O Hospital Municipal Albert Schweitzer contabilizou 430 atendimentos a mulheres vítimas de violência no último ano. Predominam casos de agressão (37,44%), violência interpessoal (25,35%) e violência auto-provocada (16,05%). Também há registros de perfuração por arma branca e por arma de fogo, violência sexual e maus-tratos. Mais de 81% são mulheres pretas (260) e pardas (65), o que reflete o perfil demográfico da região e aponta para a intersecção entre desigualdade social e violência de gênero. A maior parte das pacientes violentadas são jovens: 138 na faixa de 19 a 29 anos e 130 entre 30 e 39 anos, somando mais de 60% dos registros. Também foram identificados atendimentos envolvendo adolescentes de 15 a 18 anos (30 casos) e meninas de 10 a 14 anos (20 casos).


Diante desse cenário, o hospital estruturou o Painel de Monitoramento da Violência Contra a Mulher, um dashboard técnico e gerencial, que detalha tipos de violência, recorrência dos casos e fluxos de entrada na unidade.
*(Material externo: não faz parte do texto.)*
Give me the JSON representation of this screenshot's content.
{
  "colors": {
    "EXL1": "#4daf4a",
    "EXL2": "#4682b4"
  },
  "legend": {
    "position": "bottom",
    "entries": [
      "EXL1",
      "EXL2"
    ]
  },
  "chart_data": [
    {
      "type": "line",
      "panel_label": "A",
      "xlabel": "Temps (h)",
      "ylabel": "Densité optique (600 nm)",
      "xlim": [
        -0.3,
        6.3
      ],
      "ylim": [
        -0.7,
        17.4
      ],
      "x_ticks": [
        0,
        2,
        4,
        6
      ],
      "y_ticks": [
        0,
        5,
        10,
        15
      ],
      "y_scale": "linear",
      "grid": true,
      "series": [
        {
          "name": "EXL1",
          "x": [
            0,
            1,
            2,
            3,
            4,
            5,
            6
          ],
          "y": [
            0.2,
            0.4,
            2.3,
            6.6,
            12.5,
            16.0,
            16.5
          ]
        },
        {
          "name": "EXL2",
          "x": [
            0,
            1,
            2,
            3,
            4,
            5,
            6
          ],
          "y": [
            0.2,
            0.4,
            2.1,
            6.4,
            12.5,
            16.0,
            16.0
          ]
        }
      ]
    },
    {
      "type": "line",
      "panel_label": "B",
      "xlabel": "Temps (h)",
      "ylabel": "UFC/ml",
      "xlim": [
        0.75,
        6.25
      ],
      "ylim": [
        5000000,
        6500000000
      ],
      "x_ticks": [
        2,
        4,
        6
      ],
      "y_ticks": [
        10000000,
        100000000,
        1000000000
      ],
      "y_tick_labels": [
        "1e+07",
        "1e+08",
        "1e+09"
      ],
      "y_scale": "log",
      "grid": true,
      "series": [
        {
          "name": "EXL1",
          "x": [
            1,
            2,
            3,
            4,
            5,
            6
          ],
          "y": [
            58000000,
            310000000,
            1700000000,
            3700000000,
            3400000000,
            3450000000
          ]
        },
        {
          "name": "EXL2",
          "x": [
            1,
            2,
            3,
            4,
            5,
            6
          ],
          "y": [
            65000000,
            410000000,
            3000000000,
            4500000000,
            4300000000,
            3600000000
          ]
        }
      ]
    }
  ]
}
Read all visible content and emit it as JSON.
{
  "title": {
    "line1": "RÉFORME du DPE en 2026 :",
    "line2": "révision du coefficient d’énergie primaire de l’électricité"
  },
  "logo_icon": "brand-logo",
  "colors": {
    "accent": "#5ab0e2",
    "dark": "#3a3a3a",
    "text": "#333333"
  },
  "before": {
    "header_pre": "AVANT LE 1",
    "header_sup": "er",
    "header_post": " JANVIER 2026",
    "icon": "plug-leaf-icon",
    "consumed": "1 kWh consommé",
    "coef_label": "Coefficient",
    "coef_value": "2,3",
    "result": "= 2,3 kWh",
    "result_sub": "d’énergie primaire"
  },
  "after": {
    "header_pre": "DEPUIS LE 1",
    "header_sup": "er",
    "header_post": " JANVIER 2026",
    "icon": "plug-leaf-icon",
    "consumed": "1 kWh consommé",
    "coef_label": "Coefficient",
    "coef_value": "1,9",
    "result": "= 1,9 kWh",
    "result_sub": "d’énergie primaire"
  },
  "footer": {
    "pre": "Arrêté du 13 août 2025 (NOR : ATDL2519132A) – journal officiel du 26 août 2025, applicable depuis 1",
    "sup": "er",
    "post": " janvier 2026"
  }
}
A plataforma online é voltada exclusivamente à gestão assistencial e ao aprimoramento institucional e permite análise contínua, qualificação das notificações e integração com a rede de proteção.



Em relação à forma de chegada no hospital, 291 mulheres procuraram atendimento por conta própria, o que representa mais de 67% dos registros. As outras formas de entrada foram via SAMU/GSE (49), Polícia Militar (27), transferência (20) e Corpo de Bombeiros (19).


Para a coordenadora de Enfermagem da Emergência da unidade, Larissa Amanda, o impacto emocional das vítimas é um dos principais desafios no atendimento.

“Observo que a maioria das vítimas sente muita vergonha por estar passando por essa situação, além do receio de que aconteça novamente e do medo de denunciar o agressor. O acolhimento é fundamental, por isso a equipe multidisciplinar atua de forma contínua para oferecer conforto e segurança neste momento delicado”, reforça a profissional.